Despite all of this uncertainty, open interest, or the number of outstanding futures contracts, or tons in this case, across a product’s curve, remains near multi-year lows. Open interest fell to 367,000 tons Wednesday night following the expiration of the September future. Open interest climbed to an all-time high of 903,000 tons in January 2022. To me, current open interest tells us there is a relatively large number of unhedged physical tons at service centers.

Rolling 2nd Month CME HRC Future $/st & Open Interest (red) (22-day M.A. ylw)

I find this baffling because of the price risk tied to the auto strike, but even more so because of the massive carry in the futures curve relative to physical spot. This chart compares this week’s $666 CRU print with the futures curve. The December future is $158 above this week’s CRU. January is $180, February $190, and March $195 above this week’s CRU. I don’t know what kind of profit margin your service center or trading company expects to earn, but a 27% margin seems a bit rich, making these futures extremely attractive as a hedge. Thus why the rally seen in response to the auto strike is even more surprising.  

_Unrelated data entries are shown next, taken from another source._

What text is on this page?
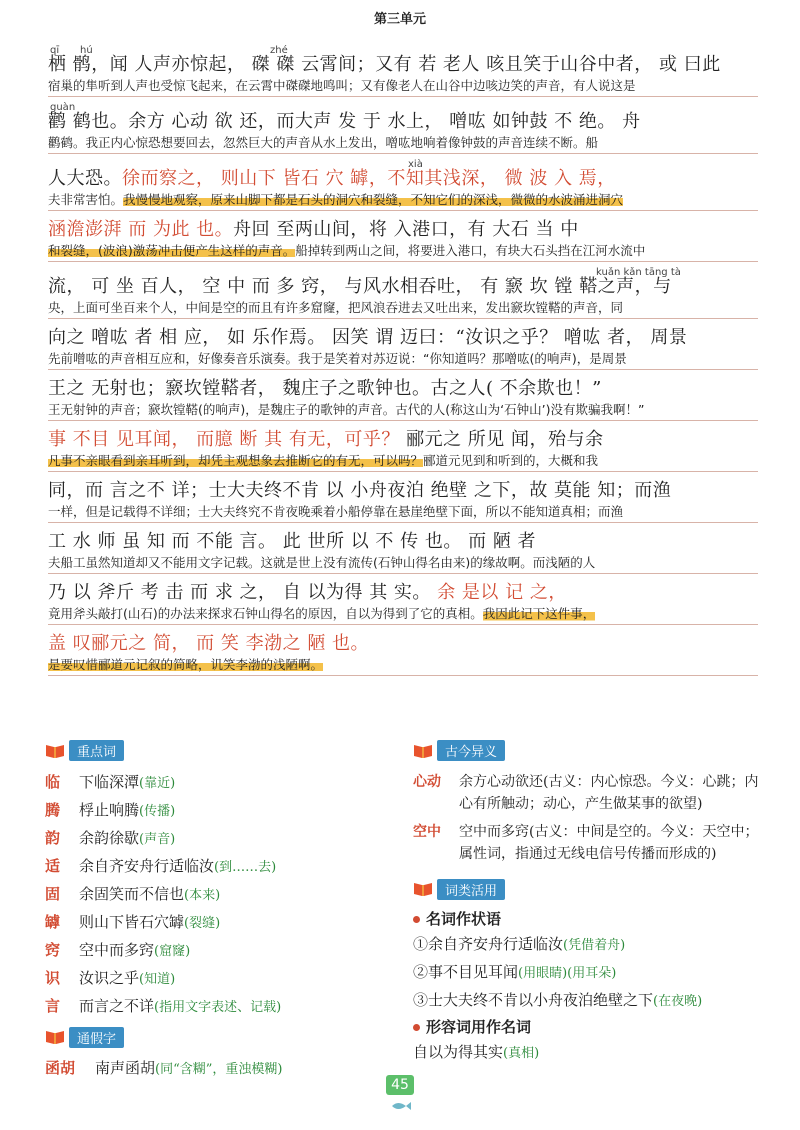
第三单元
qī hú	zhé
栖 鹘，闻 人声亦惊起， 磔 磔 云霄间；又有 若 老人 咳且笑于山谷中者， 或 曰此
宿巢的隼听到人声也受惊飞起来，在云霄中磔磔地鸣叫；又有像老人在山谷中边咳边笑的声音，有人说这是
guàn
鹳 鹤也。余方 心动 欲 还，而大声 发 于 水上， 噌吰 如钟鼓 不 绝。 舟
鹳鹤。我正内心惊恐想要回去，忽然巨大的声音从水上发出，噌吰地响着像钟鼓的声音连续不断。船
xià
人大恐。徐而察之， 则山下 皆石 穴 罅，不知其浅深， 微 波 入 焉，
夫非常害怕。我慢慢地观察，原来山脚下都是石头的洞穴和裂缝，不知它们的深浅，微微的水波涌进洞穴
涵澹澎湃 而 为此 也。舟回 至两山间，将 入港口，有 大石 当 中
和裂缝，(波浪)激荡冲击便产生这样的声音。船掉转到两山之间，将要进入港口，有块大石头挡在江河水流中
kuǎn kǎn tāng tà
流， 可 坐 百人， 空 中 而 多 窍， 与风水相吞吐， 有 窾 坎 镗 鞳之声，与
央，上面可坐百来个人，中间是空的而且有许多窟窿，把风浪吞进去又吐出来，发出窾坎镗鞳的声音，同
向之 噌吰 者 相 应， 如 乐作焉。 因笑 谓 迈曰：“汝识之乎？ 噌吰 者， 周景
先前噌吰的声音相互应和，好像奏音乐演奏。我于是笑着对苏迈说：“你知道吗？那噌吰(的响声)，是周景
王之 无射也；窾坎镗鞳者， 魏庄子之歌钟也。古之人( 不余欺也！”
王无射钟的声音；窾坎镗鞳(的响声)，是魏庄子的歌钟的声音。古代的人(称这山为‘石钟山’)没有欺骗我啊！”
事 不目 见耳闻， 而臆 断 其 有无，可乎？ 郦元之 所见 闻，殆与余
凡事不亲眼看到亲耳听到，却凭主观想象去推断它的有无，可以吗？郦道元见到和听到的，大概和我
同，而 言之不 详；士大夫终不肯 以 小舟夜泊 绝壁 之下，故 莫能 知；而渔
一样，但是记载得不详细；士大夫终究不肯夜晚乘着小船停靠在悬崖绝壁下面，所以不能知道真相；而渔
工 水 师 虽 知 而 不能 言。 此 世所 以 不 传 也。 而 陋 者
夫船工虽然知道却又不能用文字记载。这就是世上没有流传(石钟山得名由来)的缘故啊。而浅陋的人
乃 以 斧斤 考 击 而 求 之， 自 以为得 其 实。 余 是以 记 之，
竟用斧头敲打(山石)的办法来探求石钟山得名的原因，自以为得到了它的真相。我因此记下这件事，
盖 叹郦元之 简， 而 笑 李渤之 陋 也。
是要叹惜郦道元记叙的简略，讥笑李渤的浅陋啊。
重点词
临	下临深潭(靠近)
腾	桴止响腾(传播)
韵	余韵徐歇(声音)
适	余自齐安舟行适临汝(到……去)
固	余固笑而不信也(本来)
罅	则山下皆石穴罅(裂缝)
窍	空中而多窍(窟窿)
识	汝识之乎(知道)
言	而言之不详(指用文字表述、记载)
通假字
函胡	南声函胡(同“含糊”，重浊模糊)
古今异义
心动	余方心动欲还(古义：内心惊恐。今义：心跳；内心有所触动；动心，产生做某事的欲望)
空中	空中而多窍(古义：中间是空的。今义：天空中；属性词，指通过无线电信号传播而形成的)
词类活用
名词作状语
①余自齐安舟行适临汝(凭借着舟)
②事不目见耳闻(用眼睛)(用耳朵)
③士大夫终不肯以小舟夜泊绝壁之下(在夜晚)
形容词用作名词
自以为得其实(真相)
45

CME Hot Rolled Coil Futures Curve $/st

Since the UAW started taking action on Sept. 15, volume has picked up dramatically, as shown below.

October CME HRC Future $/st w Aggregate Curve Volume & 5-Day Avg. (yel)

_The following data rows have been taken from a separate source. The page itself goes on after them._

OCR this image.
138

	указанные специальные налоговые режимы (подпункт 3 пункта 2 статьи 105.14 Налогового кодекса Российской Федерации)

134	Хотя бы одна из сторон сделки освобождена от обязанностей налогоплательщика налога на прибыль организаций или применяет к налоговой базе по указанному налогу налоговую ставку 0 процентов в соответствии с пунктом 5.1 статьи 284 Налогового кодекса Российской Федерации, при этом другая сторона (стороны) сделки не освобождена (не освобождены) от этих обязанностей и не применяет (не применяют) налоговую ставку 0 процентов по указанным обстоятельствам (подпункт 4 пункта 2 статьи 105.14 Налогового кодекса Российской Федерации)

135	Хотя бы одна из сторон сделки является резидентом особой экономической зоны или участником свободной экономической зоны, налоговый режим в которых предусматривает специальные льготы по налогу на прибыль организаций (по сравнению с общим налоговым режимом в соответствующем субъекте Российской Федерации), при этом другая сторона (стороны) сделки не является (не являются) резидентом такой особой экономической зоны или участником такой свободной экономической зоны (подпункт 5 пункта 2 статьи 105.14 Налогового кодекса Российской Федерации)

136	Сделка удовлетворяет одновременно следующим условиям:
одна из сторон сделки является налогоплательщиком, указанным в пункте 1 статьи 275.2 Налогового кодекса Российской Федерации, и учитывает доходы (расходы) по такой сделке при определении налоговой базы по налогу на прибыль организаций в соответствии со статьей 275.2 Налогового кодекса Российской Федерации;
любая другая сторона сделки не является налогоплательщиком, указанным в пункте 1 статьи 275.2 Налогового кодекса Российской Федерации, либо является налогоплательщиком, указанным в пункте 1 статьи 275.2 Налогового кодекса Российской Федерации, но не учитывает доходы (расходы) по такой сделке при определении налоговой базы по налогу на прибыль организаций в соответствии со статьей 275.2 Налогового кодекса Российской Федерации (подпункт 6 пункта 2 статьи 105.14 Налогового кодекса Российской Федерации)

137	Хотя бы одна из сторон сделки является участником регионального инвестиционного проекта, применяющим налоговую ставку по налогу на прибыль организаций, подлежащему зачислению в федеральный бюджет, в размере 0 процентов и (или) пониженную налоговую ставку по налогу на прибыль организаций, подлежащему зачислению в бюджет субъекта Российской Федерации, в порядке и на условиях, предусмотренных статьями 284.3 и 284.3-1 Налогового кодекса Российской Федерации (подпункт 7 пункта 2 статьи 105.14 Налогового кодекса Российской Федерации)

There was a flurry of buying that came into the market last week that was mostly focused on the November and December months. The relentless buyer or buyers attracted those looking to “roll” forward their short October positions. That means they would buy in their October short positions and simultaneously sell the November or December futures one for one. This is called a calendar spread. For a calendar spread to transact, both sides of the trade have to be executed simultaneously.

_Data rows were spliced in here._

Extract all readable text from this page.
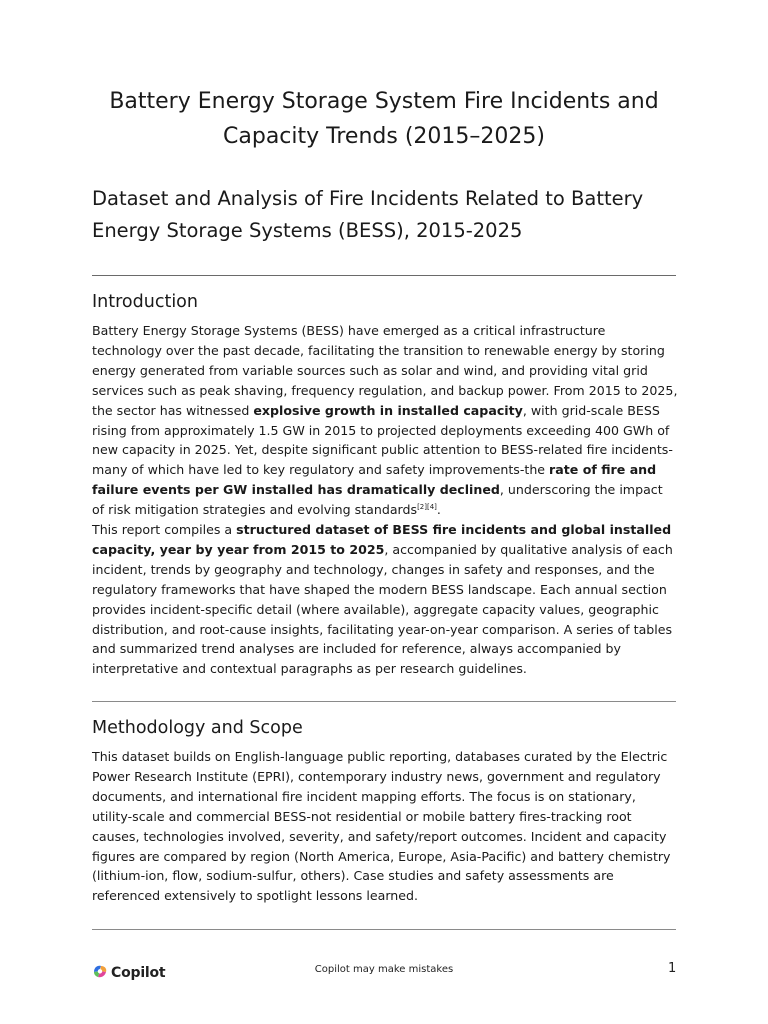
Battery Energy Storage System Fire Incidents and Capacity Trends (2015–2025)
Dataset and Analysis of Fire Incidents Related to Battery Energy Storage Systems (BESS), 2015-2025
Introduction

Battery Energy Storage Systems (BESS) have emerged as a critical infrastructure technology over the past decade, facilitating the transition to renewable energy by storing energy generated from variable sources such as solar and wind, and providing vital grid services such as peak shaving, frequency regulation, and backup power. From 2015 to 2025, the sector has witnessed explosive growth in installed capacity, with grid-scale BESS rising from approximately 1.5 GW in 2015 to projected deployments exceeding 400 GWh of new capacity in 2025. Yet, despite significant public attention to BESS-related fire incidents-many of which have led to key regulatory and safety improvements-the rate of fire and failure events per GW installed has dramatically declined, underscoring the impact of risk mitigation strategies and evolving standards[2][4].

This report compiles a structured dataset of BESS fire incidents and global installed capacity, year by year from 2015 to 2025, accompanied by qualitative analysis of each incident, trends by geography and technology, changes in safety and responses, and the regulatory frameworks that have shaped the modern BESS landscape. Each annual section provides incident-specific detail (where available), aggregate capacity values, geographic distribution, and root-cause insights, facilitating year-on-year comparison. A series of tables and summarized trend analyses are included for reference, always accompanied by interpretative and contextual paragraphs as per research guidelines.

Methodology and Scope

This dataset builds on English-language public reporting, databases curated by the Electric Power Research Institute (EPRI), contemporary industry news, government and regulatory documents, and international fire incident mapping efforts. The focus is on stationary, utility-scale and commercial BESS-not residential or mobile battery fires-tracking root causes, technologies involved, severity, and safety/report outcomes. Incident and capacity figures are compared by region (North America, Europe, Asia-Pacific) and battery chemistry (lithium-ion, flow, sodium-sulfur, others). Case studies and safety assessments are referenced extensively to spotlight lessons learned.

Copilot	Copilot may make mistakes	1
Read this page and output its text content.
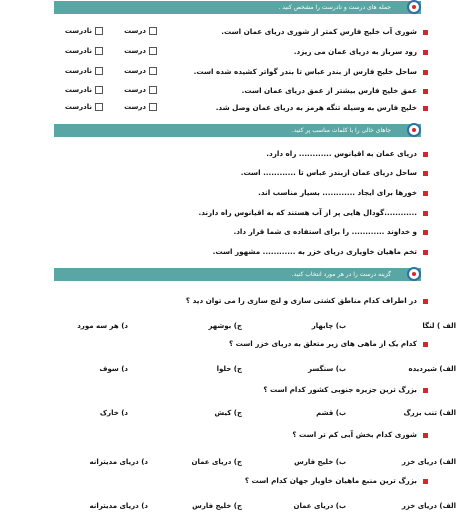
جمله های درست و نادرست را مشخص کنید .
شوری آب خلیج فارس کمتر از شوری دریای عمان است.
رود سرباز به دریای عمان می ریزد.
ساحل خلیج فارس از بندر عباس تا بندر گواتر کشیده شده است.
عمق خلیج فارس بیشتر از عمق دریای عمان است.
خلیج فارس به وسیله تنگه هرمز به دریای عمان وصل شد.
درست
نادرست
درست
نادرست
درست
نادرست
درست
نادرست
درست
نادرست
جاهای خالی را با کلمات مناسب پر کنید.
دریای عمان به اقیانوس ............ راه دارد.
ساحل دریای عمان ازبندر عباس تا ............ است.
خورها برای ایجاد ............ بسیار مناسب اند.
............گودال هایی پر از آب هستند که به اقیانوس راه دارند.
و خداوند ............ را برای استفاده ی شما قرار داد.
تخم ماهیان خاویاری دریای خزر به ............ مشهور است.
گزینه درست را در هر مورد انتخاب کنید.
در اطراف کدام مناطق کشتی سازی و لنج سازی را می توان دید ؟
الف ) لنگا
ب) چابهار
ج) بوشهر
د) هر سه مورد
کدام یک از ماهی های زیر متعلق به دریای خزر است ؟
الف) شیردیده
ب) سنگسر
ج) حلوا
د) سوف
بزرگ ترین جزیره جنوبی کشور کدام است ؟
الف) تنب بزرگ
ب) قشم
ج) کیش
د) خارک
شوری کدام بخش آبی کم تر است ؟
الف) دریای خزر
ب) خلیج فارس
ج) دریای عمان
د) دریای مدیترانه
بزرگ ترین منبع ماهیان خاویار جهان کدام است ؟
الف) دریای خزر
ب) دریای عمان
ج) خلیج فارس
د) دریای مدیترانه
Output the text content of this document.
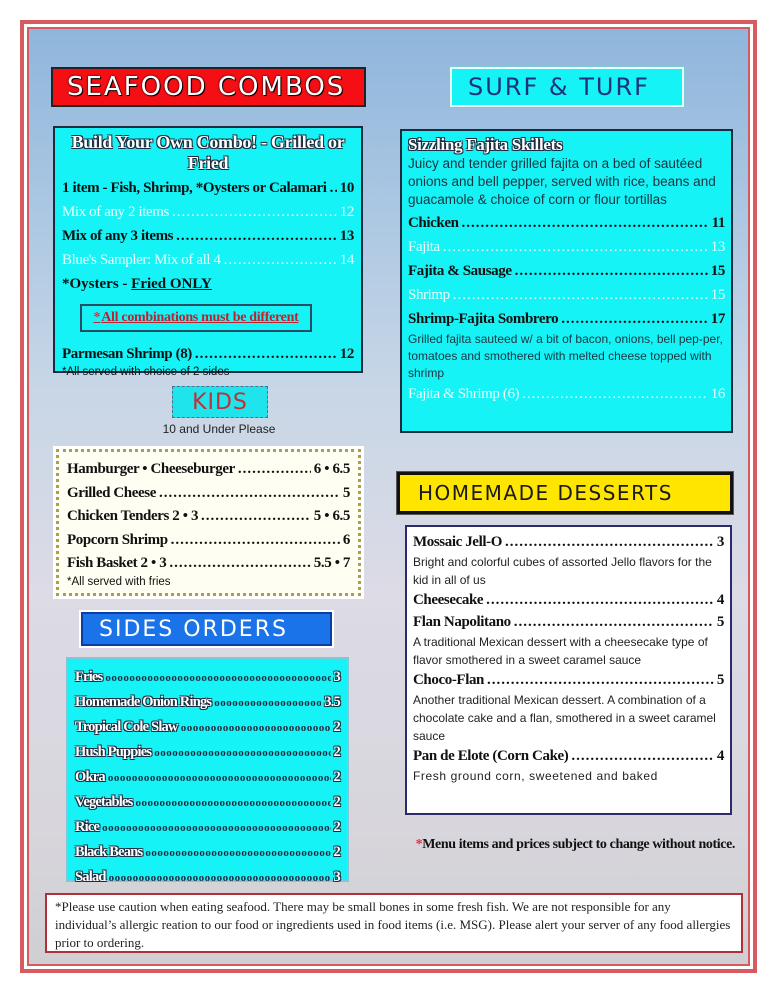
SEAFOOD COMBOS	SURF & TURF
Build Your Own Combo! - Grilled or Fried
1 item - Fish, Shrimp, *Oysters or Calamari ..... 10
Mix of any 2 items .....	12
Mix of any 3 items .....	13
Blue's Sampler: Mix of all 4 .....	14
*Oysters - Fried ONLY
* All combinations must be different
Parmesan Shrimp (8) .....	12
*All served with choice of 2 sides
Sizzling Fajita Skillets
Juicy and tender grilled fajita on a bed of sautéed onions and bell pepper, served with rice, beans and guacamole & choice of corn or flour tortillas
Chicken .....	11
Fajita .....	13
Fajita & Sausage .....	15
Shrimp .....	15
Shrimp-Fajita Sombrero .....	17
Grilled fajita sauteed w/ a bit of bacon, onions, bell pep-per, tomatoes and smothered with melted cheese topped with shrimp
Fajita & Shrimp (6) .....	16
KIDS
10 and Under Please
Hamburger • Cheeseburger .....	6 • 6.5
Grilled Cheese .....	5
Chicken Tenders 2 • 3 .....	5 • 6.5
Popcorn Shrimp .....	6
Fish Basket 2 • 3 .....	5.5 • 7
*All served with fries
SIDES ORDERS
Fries oooooooooooooooooooooooooooooooooooooooooooooooooooooooo	3
Homemade Onion Rings oooooooooooooooooooooooooooooooooooooooooooooooooooooooo	3.5
Tropical Cole Slaw oooooooooooooooooooooooooooooooooooooooooooooooooooooooo	2
Hush Puppies oooooooooooooooooooooooooooooooooooooooooooooooooooooooo	2
Okra oooooooooooooooooooooooooooooooooooooooooooooooooooooooo	2
Vegetables oooooooooooooooooooooooooooooooooooooooooooooooooooooooo	2
Rice oooooooooooooooooooooooooooooooooooooooooooooooooooooooo	2
Black Beans oooooooooooooooooooooooooooooooooooooooooooooooooooooooo	2
Salad oooooooooooooooooooooooooooooooooooooooooooooooooooooooo	3
HOMEMADE DESSERTS
Mossaic Jell-O .....	3
Bright and colorful cubes of assorted Jello flavors for the kid in all of us
Cheesecake .....	4
Flan Napolitano .....	5
A traditional Mexican dessert with a cheesecake type of flavor smothered in a sweet caramel sauce
Choco-Flan .....	5
Another traditional Mexican dessert. A combination of a chocolate cake and a flan, smothered in a sweet caramel sauce
Pan de Elote (Corn Cake) .....	4
Fresh ground corn, sweetened and baked
*Menu items and prices subject to change without notice.
*Please use caution when eating seafood. There may be small bones in some fresh fish. We are not responsible for any individual’s allergic reation to our food or ingredients used in food items (i.e. MSG). Please alert your server of any food allergies prior to ordering.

There was the relentless buyer of the November and December futures and then there were the parties interested in spreading October to November/December. All that was needed were sellers of the October future. As a result, the October future started to get bid up, first trading to $720, and then thousands of tons traded at $730 on Thursday and Friday.

If you do the math, that implies a CRU of around $800 by the last week of October. However, the spreaders didn’t care what they paid for the October future because they were spreading it forward to the tune of $50-70. This created an anomalous situation that allowed some players to step in and make an extremely favorable trade from a risk-reward standpoint. The upward pressure on the October future went away and it quickly fell back to as low as $689 on Tuesday. However, in the moment, there were some, myself included, wondering what was going on. What am I missing here?

I am comfortable admitting that I don’t know where prices will be in 60 or 90 days, let alone further out in time. Perhaps those buying the November and December futures last week will make a nice profit. Perhaps those locking in forward pricing in Q1 at $850 will prove to have made a wise decision. What surprises me is that we haven’t seen a surge of selling by service centers and importers to lock in abnormally large profits by purchasing physical HRC in the $600s and selling futures in the mid-$800s. You steel folks baffle me time and time again. What is funny to me is when physical players call hedging “just gambling.”

Keep an open mind about prices, my friends.